To install the package for development purposes, first clone the repository:

```bash
git clone https://github.com/BAMeScience/equitrain.git
cd equitrain/
```

Create a virtual environment (either with `conda` or `virtualenv`). Note we are using Python 3.10 to create the environment.

**Using `virtualenv`**

Create and activate the environment:

```bash
python3.10 -m venv .venv
source .venv/bin/activate
```

Make sure `pip` is up-to-date:

```bash
pip install --upgrade pip
```

We recommend using `uv` for the fast installation of the package:

```bash
pip install uv
uv pip install -e '.[dev,docu]'
```

* The `-e` flag makes sure to install the package in editable mode.
* The `[dev]` optional dependencies install a set of packages used for formatting, typing, and testing.
* The `[docu]` optional dependencies install the packages for launching the documentation page.

**Using `conda`**

Create the environment with the settings file `environment.yml`:

```bash
conda env create -f environment.yml
```

And activate it:

```bash
conda activate equitrain
```

This will automatically install the dependencies.
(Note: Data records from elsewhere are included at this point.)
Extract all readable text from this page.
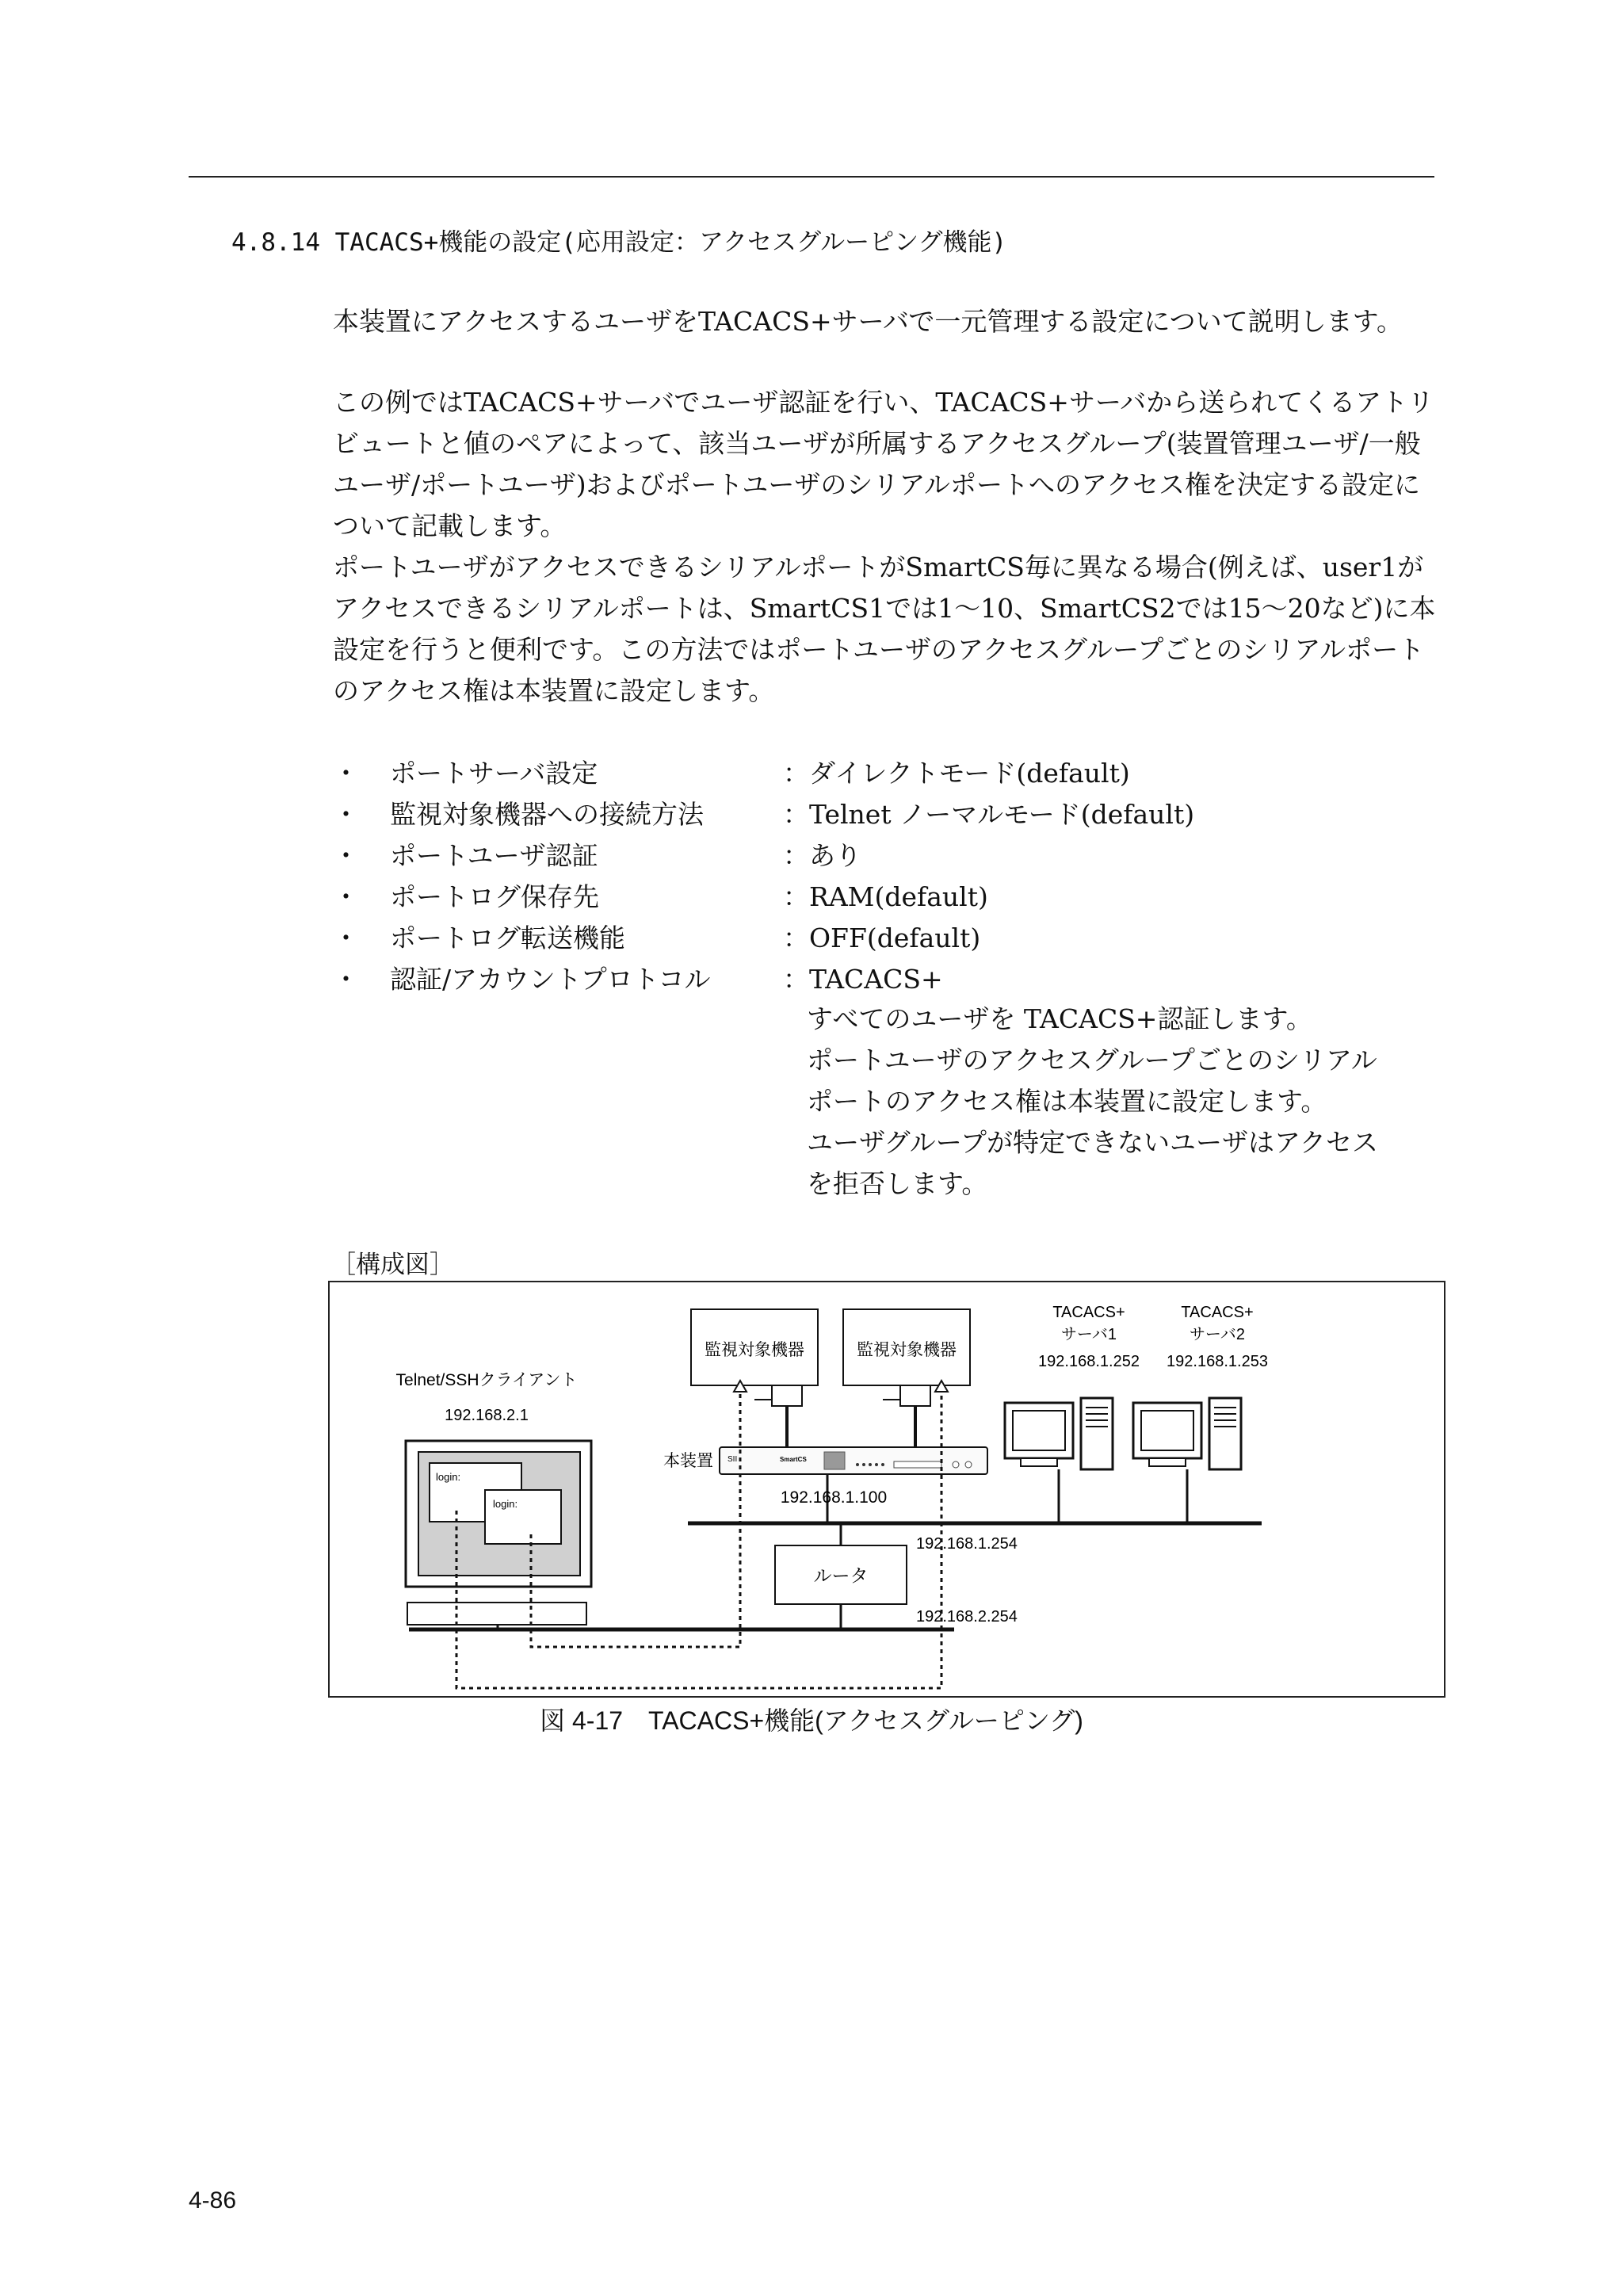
4.8.14 TACACS+機能の設定(応用設定：アクセスグルーピング機能)

本装置にアクセスするユーザをTACACS+サーバで一元管理する設定について説明します。

この例ではTACACS+サーバでユーザ認証を行い、TACACS+サーバから送られてくるアトリビュートと値のペアによって、該当ユーザが所属するアクセスグループ(装置管理ユーザ/一般ユーザ/ポートユーザ)およびポートユーザのシリアルポートへのアクセス権を決定する設定について記載します。

ポートユーザがアクセスできるシリアルポートがSmartCS毎に異なる場合(例えば、user1がアクセスできるシリアルポートは、SmartCS1では1〜10、SmartCS2では15〜20など)に本設定を行うと便利です。この方法ではポートユーザのアクセスグループごとのシリアルポートのアクセス権は本装置に設定します。

・ ポートサーバ設定	：ダイレクトモード(default)
・ 監視対象機器への接続方法	：Telnet ノーマルモード(default)
・ ポートユーザ認証	：あり
・ ポートログ保存先	：RAM(default)
・ ポートログ転送機能	：OFF(default)
・ 認証/アカウントプロトコル	：TACACS+
すべてのユーザを TACACS+認証します。
ポートユーザのアクセスグループごとのシリアル
ポートのアクセス権は本装置に設定します。
ユーザグループが特定できないユーザはアクセス
を拒否します。
［構成図］
監視対象機器	監視対象機器
本装置 SII	SmartCS
192.168.1.100
TACACS+
サーバ1
192.168.1.252
TACACS+
サーバ2
192.168.1.253
ルータ
192.168.1.254
192.168.2.254
Telnet/SSHクライアント
192.168.2.1
login:
login:
図 4-17　TACACS+機能(アクセスグルーピング)
4-86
If you want the optional dependencies installed:

```bash
pip install -e '[dev,docu]'
```

Alternatively, you can create a `conda` environment with Python 3.10 and follow all the steps in the installation explained above when using `virtualenv`:

```bash
conda create -n equitrain python=3.10 setuptools pip
conda activate equitrain
```

---

## Quickstart Guide

### 1. Preprocessing Data

Preprocess data files to compute necessary statistics and prepare for training:

#### Command Line:

```bash
equitrain-preprocess \
--train-file="data-train.xyz" \
--valid-file="data-valid.xyz" \
--compute-statistics \
--atomic-energies="average" \
--output-dir="data" \
--r-max 4.5
```

#### Python Script:

```python
from equitrain import get_args_parser_preprocess, preprocess

def test_preprocess():
args = get_args_parser_preprocess().parse_args()
args.train_file = 'data.xyz'
args.valid_file = 'data.xyz'
args.output_dir = 'test_preprocess/'
args.compute_statistics = True
# Compute atomic energies
args.atomic_energies = "average"
# Cutoff radius for computing graphs
args.r_max = 4.5

preprocess(args)

if __name__ == "__main__":
test_preprocess()
```

---

### 2. Training a Model

Train a model using the prepared dataset and specify the MLIP wrapper:

#### Command Line:

```bash
equitrain -v \
--train-file data/train.h5 \
--valid-file data/valid.h5 \
--statistics-file data/statistics.json \
--output-dir result \
--model mace.model \
--model-wrapper 'mace' \
--epochs 10 \
--tqdm
```

#### Python Script:

```python
from equitrain import get_args_parser_train, train
from equitrain.model_wrappers import MaceWrapper

def test_train_mace():
args = get_args_parser_train().parse_args()
args.train_file = 'data/train.h5'
args.valid_file = 'data/valid.h5'
args.statistics_file = 'data/statistics.json'
args.output_dir = 'test_train_mace'
args.epochs = 10
args.batch_size = 64
args.lr = 0.01
args.verbose = 1
args.tqdm = True
args.model = MaceWrapper(args, "mace.model")

train(args)

if __name__ == "__main__":
test_train_mace()
```

---

### 3. Making Predictions

Use a trained model to make predictions on new data:

#### Python Script:

```python
from equitrain import get_args_parser_predict, predict
from equitrain.model_wrappers import MaceWrapper

def test_mace_predict():
args = get_args_parser_predict().parse_args()
args.predict_file = 'data/valid.h5'
args.statistics_file = 'data/statistics.json'
args.batch_size = 64
args.model = MaceWrapper(args, "mace.model")

energy_pred, forces_pred, stress_pred = predict(args)

print(energy_pred)
print(forces_pred)
print(stress_pred)

if __name__ == "__main__":
test_mace_predict()
```

---

## Advanced Features

### Multi-GPU and Multi-Node Training

Equitrain supports multi-GPU and multi-node training using `accelerate`. Example scripts are available in the `resources/training` directory.

### Dataset Preparation

Equitrain provides scripts for downloading and preparing popular datasets such as Alexandria and MPTraj. These scripts can be found in the `resources/data` directory.

### Pretrained Models

Initial model examples and configurations can be accessed in the `resources/models` directory.